The UK economy is probably already in recession, according to senior economists at the Centre for economics and business research (Cebr).
The comments come as the Cebr released new growth forecasts for 2012, downgrading from 0.7 per cent to minus 0.4 per cent, with a risk of a more serious decline of 1.1 per cent if developments in the Euro zone take a turn for the worse.
According to Cebr there was negative GDP growth in Q4 2011 and will be in Q1 2012, and two consecutive months of negative growth define a recession.
Other predictions from the Cebr include the base rate remaining at its record low of 0.5 per cent until 2016, while the Bank of England is expected to increase quantitative easing to a total of £400 billion this year.
Meanwhile inflation is expected to fall below its target of two per cent by the end of 2012.

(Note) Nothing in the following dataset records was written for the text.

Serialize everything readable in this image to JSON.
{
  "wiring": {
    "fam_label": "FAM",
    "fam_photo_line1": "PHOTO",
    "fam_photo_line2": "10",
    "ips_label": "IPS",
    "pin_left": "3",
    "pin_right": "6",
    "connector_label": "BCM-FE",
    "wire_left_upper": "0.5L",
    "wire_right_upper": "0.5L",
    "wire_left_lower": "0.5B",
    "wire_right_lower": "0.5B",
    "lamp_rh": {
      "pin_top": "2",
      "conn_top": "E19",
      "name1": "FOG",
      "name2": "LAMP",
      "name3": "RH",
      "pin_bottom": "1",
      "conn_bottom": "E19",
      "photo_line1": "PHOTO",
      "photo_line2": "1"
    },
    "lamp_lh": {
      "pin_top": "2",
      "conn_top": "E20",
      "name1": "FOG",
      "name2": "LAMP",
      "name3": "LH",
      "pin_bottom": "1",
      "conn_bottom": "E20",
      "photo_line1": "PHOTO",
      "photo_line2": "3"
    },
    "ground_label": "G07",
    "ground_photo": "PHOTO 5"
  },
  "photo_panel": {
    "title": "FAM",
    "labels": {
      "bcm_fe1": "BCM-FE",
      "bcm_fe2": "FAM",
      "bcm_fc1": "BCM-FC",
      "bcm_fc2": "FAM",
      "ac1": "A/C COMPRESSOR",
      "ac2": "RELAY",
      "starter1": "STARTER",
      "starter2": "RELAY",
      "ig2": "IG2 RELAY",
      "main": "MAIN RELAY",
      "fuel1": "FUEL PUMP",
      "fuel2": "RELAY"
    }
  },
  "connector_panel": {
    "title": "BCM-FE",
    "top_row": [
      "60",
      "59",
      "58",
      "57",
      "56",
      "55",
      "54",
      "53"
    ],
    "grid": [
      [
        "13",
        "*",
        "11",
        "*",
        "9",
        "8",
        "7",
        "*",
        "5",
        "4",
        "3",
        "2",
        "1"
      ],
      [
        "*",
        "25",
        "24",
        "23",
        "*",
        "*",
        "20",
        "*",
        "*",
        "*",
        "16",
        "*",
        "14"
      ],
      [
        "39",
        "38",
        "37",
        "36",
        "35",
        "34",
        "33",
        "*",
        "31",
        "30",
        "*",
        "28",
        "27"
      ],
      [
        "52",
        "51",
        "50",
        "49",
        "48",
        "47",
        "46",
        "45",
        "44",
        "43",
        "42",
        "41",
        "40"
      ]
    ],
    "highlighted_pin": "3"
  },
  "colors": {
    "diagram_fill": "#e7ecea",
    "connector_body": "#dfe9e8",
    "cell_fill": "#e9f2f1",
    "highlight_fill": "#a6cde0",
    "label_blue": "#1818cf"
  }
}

Commenting, Douglass McWilliams, chief executive of Cebr said: "We take no pleasure in outlining such a bleak forecast. But the world is going through a fundamental change where previously poor economies are industrialising fast. This is good news for them, but because of the limits imposed by shortages of energy, minerals and food, some of their growth is at our expense.
"This is not to say that if we break off trading with them we will be better off. On the contrary, a strategy of disengagement with the rest of the world would make matters very much worse.
"The Chancellor will not reduce the deficit as quickly as he thinks since tax revenues will be depressed by slow growth. But this does not make the case for giving up on austerity. Indeed our forecast, which shows that the UK debt to GDP ratio will go above 90%, means that he will at the minimum have to keep the austerity programme going for much longer than he originally thought."